BEFORE THE LAST 20 YEARS, WHAT DID THE CHYTRID FUNGUS DO?
Good question. We don’t have really good evidence for what it did, but there have been some studies that show the museum specimens actually have a Chytrid fungus on them. These are specimens that were collected, put in alcohol and jars and laid on a museum bench for years and now we look at them to see if the fungus was around back then. We’ve got a couple of samples that show the Chytrid fungus was around in the 1950s, anyway. Whether it was bad news in those days, we don’t know. But the documented amphibian population decline is a recent phenomenon and we think the Chytrid fungus is involved in many places and probably due to global climate changes which are affecting many animals and plants. That’s what is going on here.
Is rate of amphibian deaths increasing?
IS THERE AN ACCELERATION OF THE AMPHIBIAN DEATHS IN THE PAST DECADE OR SO?
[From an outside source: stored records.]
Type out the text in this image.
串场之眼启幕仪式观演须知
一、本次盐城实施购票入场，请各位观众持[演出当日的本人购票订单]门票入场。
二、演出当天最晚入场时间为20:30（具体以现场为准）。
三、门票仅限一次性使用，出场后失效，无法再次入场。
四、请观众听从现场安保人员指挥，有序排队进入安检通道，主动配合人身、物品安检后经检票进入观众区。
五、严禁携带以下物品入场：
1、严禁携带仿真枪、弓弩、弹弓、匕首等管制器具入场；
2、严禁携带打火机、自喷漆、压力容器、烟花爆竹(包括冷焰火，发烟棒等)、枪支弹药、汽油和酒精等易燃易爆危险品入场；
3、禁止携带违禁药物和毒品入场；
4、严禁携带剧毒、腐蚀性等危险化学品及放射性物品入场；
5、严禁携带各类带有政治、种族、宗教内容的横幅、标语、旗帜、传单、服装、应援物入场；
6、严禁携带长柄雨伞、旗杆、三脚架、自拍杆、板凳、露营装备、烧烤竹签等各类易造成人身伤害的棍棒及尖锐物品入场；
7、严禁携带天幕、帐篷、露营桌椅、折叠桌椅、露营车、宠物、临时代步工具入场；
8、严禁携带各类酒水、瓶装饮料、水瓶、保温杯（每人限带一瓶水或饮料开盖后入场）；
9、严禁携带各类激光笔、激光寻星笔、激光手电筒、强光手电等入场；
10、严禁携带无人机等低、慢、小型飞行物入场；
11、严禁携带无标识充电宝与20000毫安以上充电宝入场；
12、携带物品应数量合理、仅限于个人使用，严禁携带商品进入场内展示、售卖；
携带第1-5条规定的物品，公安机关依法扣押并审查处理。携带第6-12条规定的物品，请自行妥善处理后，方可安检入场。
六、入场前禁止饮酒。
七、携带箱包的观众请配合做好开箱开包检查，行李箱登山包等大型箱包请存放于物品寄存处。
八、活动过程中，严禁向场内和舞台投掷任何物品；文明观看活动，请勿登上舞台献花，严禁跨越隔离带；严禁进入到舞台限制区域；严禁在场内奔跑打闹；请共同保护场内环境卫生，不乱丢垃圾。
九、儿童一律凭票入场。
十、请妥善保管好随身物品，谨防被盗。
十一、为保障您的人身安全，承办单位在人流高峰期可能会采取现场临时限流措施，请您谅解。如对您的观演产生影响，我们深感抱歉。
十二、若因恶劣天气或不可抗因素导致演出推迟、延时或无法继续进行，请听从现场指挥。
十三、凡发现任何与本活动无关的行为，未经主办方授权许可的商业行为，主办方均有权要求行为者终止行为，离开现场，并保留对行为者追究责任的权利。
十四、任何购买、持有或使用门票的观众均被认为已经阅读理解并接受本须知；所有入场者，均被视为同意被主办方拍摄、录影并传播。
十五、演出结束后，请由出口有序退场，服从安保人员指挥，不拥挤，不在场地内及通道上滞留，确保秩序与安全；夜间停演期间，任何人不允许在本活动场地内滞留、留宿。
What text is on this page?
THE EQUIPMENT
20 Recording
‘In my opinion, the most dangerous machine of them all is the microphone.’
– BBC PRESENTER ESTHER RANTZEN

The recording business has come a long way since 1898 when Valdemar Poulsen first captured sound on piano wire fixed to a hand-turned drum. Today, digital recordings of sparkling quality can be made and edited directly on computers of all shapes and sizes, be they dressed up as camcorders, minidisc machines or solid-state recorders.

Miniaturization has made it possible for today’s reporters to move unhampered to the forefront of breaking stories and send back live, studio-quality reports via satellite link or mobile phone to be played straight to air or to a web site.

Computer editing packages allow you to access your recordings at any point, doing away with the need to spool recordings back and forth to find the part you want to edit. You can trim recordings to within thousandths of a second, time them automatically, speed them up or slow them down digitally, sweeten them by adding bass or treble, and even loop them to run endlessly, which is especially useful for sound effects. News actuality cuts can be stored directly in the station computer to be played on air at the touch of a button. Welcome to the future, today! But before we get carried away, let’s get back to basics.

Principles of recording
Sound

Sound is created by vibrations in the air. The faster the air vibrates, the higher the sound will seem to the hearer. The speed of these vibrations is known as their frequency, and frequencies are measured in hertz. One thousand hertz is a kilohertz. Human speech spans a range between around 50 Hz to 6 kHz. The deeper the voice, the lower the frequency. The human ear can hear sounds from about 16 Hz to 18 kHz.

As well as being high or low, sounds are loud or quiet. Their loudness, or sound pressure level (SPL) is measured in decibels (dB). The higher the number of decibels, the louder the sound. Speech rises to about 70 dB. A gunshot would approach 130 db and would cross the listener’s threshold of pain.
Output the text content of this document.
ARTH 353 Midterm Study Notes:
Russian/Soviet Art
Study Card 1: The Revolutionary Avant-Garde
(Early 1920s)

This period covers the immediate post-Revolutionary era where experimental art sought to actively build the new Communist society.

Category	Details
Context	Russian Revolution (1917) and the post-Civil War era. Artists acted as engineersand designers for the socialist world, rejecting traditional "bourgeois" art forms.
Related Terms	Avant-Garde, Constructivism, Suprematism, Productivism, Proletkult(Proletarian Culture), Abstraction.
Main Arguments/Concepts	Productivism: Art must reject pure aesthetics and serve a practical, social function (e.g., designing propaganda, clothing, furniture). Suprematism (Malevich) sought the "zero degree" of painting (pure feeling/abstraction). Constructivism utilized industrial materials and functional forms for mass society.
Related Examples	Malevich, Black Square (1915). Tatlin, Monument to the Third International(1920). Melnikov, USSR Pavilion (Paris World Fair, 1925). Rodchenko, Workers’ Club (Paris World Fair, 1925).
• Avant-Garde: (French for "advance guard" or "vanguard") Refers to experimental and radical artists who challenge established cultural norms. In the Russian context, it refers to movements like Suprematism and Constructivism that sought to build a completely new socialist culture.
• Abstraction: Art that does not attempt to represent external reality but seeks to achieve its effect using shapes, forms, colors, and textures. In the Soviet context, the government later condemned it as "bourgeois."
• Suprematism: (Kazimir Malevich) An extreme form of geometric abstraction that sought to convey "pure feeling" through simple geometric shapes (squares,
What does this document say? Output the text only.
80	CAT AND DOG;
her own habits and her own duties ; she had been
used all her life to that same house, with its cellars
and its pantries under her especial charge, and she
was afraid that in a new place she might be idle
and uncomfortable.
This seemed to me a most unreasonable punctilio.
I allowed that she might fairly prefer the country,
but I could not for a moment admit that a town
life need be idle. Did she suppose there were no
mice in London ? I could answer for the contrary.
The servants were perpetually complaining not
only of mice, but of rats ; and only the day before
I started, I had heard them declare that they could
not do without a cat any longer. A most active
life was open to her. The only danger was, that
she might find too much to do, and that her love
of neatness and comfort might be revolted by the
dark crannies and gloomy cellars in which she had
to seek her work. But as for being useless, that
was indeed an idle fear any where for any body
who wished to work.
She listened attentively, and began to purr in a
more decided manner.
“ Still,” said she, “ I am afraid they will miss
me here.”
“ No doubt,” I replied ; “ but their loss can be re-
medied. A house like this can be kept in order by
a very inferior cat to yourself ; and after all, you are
In the last 20 years, amphibian populations the deaths have increased more than we’ve seen ever in the history of these things. Usually it’s a long process, extinction is a natural process. But we’re undergoing a massive extinction event around the planet and not just for amphibians. Many organisms, animals and plants are going to extinction at rates that are unprecedented.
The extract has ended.